The trustees also approved a $22,500 contract with G & G Cement for curb/driveway approach replacement on Reinbeau Court, Claretta Road, Torwood Road, Torwood Court, and Wymore Place.

“There are a lot of small sections,” said Watkins. “The biggest section is about 300 feet on Reinbeau and 16 to 20 driveways are involved.”
Letters will be sent to property owners notifying them of upcoming work. Watkins expected the project to start construction within two to three weeks.

Trustee questions Groveport Madison

Trustee John Kershner questioned what could happen to Groveport Madison Schools’ properties in the township if the district’s levy/bond issue passes May 7 and the existing school buildings are demolished.
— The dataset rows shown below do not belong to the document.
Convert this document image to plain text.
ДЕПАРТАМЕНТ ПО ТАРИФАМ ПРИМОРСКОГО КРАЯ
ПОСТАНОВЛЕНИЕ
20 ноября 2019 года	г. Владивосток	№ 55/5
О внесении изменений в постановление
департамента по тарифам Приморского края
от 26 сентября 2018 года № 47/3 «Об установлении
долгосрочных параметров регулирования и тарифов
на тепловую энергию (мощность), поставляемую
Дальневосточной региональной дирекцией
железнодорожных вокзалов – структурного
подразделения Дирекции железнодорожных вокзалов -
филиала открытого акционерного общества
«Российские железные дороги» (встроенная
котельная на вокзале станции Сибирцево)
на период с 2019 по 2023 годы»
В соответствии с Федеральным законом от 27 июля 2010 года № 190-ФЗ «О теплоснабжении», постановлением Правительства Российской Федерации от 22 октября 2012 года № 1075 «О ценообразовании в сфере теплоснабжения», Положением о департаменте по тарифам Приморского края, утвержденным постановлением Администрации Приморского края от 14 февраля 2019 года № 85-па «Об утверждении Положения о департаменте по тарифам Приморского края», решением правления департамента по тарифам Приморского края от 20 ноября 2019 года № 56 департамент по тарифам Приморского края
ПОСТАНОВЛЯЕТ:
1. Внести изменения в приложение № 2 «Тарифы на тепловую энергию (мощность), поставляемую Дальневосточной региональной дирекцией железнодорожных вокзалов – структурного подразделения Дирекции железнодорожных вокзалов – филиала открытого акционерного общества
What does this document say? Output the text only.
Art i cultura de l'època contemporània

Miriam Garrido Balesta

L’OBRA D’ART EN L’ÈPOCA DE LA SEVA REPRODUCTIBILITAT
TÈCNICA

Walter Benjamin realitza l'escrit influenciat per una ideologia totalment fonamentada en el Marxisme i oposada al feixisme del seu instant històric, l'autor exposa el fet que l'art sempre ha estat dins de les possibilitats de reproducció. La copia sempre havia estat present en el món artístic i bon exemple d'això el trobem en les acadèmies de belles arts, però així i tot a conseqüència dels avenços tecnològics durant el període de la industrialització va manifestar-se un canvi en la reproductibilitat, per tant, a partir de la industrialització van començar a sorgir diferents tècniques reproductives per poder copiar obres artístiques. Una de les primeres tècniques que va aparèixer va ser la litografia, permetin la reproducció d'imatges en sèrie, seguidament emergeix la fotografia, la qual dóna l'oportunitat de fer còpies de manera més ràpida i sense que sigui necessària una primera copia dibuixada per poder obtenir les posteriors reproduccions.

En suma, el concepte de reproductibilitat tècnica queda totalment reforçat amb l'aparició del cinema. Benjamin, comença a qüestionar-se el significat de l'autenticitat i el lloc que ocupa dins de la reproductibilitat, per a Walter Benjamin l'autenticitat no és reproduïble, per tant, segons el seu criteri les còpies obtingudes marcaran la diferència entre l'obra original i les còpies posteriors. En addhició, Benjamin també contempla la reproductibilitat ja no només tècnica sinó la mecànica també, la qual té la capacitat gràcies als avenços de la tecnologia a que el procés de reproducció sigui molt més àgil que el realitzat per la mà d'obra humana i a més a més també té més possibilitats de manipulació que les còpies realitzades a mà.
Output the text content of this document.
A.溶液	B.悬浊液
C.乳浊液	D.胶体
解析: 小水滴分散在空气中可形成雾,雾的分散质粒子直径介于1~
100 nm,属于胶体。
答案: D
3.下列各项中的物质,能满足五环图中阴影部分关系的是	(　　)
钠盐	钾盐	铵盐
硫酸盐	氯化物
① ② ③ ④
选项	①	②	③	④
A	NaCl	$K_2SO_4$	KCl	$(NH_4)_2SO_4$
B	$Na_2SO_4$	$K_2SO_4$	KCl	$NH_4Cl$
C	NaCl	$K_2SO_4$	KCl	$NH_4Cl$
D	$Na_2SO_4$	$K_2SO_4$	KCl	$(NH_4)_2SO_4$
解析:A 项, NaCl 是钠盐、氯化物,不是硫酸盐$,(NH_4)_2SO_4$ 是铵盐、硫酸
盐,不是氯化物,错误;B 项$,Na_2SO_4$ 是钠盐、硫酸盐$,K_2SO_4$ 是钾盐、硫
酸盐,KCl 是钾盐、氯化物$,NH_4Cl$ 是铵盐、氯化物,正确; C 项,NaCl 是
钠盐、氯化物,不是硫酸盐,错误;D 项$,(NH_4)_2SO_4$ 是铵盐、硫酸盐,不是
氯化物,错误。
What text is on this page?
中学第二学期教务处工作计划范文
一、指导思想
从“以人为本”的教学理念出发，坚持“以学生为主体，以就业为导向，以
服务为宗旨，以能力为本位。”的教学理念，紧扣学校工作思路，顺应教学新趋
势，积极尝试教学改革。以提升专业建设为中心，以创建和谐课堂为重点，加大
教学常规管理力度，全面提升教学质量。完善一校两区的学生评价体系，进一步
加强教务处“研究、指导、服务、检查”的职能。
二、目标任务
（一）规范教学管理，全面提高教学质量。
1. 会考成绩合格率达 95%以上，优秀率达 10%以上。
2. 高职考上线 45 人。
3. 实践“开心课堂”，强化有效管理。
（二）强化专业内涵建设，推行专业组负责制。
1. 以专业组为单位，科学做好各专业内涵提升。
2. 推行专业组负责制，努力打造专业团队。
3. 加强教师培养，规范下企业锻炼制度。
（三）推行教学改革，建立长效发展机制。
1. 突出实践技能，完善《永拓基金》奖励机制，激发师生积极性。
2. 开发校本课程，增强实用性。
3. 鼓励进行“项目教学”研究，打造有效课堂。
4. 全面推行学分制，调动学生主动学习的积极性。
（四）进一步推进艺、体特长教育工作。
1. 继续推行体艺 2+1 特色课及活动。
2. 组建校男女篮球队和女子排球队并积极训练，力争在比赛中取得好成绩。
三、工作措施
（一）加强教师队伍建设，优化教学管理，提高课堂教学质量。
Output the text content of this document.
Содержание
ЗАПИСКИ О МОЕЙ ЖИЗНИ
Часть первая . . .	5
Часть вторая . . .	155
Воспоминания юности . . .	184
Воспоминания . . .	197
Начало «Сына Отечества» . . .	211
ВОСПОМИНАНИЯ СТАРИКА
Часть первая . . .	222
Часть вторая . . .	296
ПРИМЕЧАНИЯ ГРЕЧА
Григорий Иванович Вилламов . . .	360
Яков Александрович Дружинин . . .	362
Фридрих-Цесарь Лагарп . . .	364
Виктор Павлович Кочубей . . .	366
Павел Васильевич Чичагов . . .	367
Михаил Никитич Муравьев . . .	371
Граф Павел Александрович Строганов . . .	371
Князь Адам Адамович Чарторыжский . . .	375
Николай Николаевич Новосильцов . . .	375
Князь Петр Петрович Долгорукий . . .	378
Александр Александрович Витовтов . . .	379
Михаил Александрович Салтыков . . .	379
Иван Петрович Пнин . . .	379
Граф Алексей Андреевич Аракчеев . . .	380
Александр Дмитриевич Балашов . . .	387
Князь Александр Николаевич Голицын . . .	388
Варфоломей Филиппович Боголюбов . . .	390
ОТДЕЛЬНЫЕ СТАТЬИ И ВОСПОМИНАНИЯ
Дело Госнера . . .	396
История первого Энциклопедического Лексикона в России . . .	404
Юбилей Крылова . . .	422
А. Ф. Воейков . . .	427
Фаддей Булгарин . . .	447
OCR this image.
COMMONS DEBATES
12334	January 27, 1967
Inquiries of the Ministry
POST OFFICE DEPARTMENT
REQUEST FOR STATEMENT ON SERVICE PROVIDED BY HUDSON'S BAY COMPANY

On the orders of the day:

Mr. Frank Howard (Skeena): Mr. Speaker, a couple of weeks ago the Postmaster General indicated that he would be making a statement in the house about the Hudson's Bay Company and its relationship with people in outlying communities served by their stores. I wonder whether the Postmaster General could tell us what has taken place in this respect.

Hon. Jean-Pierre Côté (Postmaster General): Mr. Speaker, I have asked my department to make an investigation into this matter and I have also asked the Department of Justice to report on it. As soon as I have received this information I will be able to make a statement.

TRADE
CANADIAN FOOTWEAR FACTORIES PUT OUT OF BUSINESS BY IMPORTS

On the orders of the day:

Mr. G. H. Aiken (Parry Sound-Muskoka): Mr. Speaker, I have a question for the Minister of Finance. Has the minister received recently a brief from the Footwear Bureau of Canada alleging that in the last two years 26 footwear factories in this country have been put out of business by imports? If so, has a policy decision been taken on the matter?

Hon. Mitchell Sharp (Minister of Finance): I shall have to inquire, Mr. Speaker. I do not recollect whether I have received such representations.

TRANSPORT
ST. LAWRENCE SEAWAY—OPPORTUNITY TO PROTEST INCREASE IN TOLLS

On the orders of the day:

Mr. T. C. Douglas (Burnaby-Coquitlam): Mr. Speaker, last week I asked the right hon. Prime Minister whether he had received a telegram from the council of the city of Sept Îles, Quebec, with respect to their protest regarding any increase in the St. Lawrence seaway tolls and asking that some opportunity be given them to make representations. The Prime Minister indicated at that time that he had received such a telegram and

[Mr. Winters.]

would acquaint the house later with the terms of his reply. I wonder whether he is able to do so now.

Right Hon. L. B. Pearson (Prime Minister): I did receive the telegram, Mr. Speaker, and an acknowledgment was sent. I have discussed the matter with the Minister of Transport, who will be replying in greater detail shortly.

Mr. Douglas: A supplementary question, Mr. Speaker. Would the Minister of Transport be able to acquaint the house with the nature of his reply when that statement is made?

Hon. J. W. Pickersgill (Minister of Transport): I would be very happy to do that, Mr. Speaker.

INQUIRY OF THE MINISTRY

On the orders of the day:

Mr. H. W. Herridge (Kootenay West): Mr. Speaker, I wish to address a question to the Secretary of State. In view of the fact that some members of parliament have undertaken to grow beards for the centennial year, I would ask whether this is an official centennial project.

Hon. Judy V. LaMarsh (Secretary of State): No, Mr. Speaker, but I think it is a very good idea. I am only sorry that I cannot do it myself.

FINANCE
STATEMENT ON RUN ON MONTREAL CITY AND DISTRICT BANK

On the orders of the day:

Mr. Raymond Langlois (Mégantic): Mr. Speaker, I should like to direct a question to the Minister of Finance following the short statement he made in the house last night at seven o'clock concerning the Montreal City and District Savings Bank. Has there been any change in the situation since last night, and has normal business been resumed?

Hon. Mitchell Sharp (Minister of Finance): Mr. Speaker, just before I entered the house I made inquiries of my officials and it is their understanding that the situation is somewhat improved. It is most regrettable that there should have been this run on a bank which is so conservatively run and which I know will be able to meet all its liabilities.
“What becomes of these school properties?” asked Kershner. “Will they be abandoned? Who will maintain the land once the buildings are torn down? Who would want to purchase these sites and what might go in there? These are concerns.”
Kershner also expressed concerns regarding the potential wear and tear and environmental impact that possible increased school bus traffic would have on township roads if the levy/bond issue passes.

Trash district contract

The go-ahead was given to the Solid Waste Authority of Central Ohio to prepare and complete bid documents on behalf of the township for the trash district contract in the unincorporated portion of the township.

The current contract with Local Waste expires in five months. Services include recycling, yard waste, and solid waste. Brobst expects the new contract will include rate changes.

“We need to go out for bid because our contract is up in August,” Brobst said. “Local Waste is not offering an extension. All costs to prepare the bid documents and execute the contract will be at no cost to the township. SWACO will pick up the cost of seeing this through.”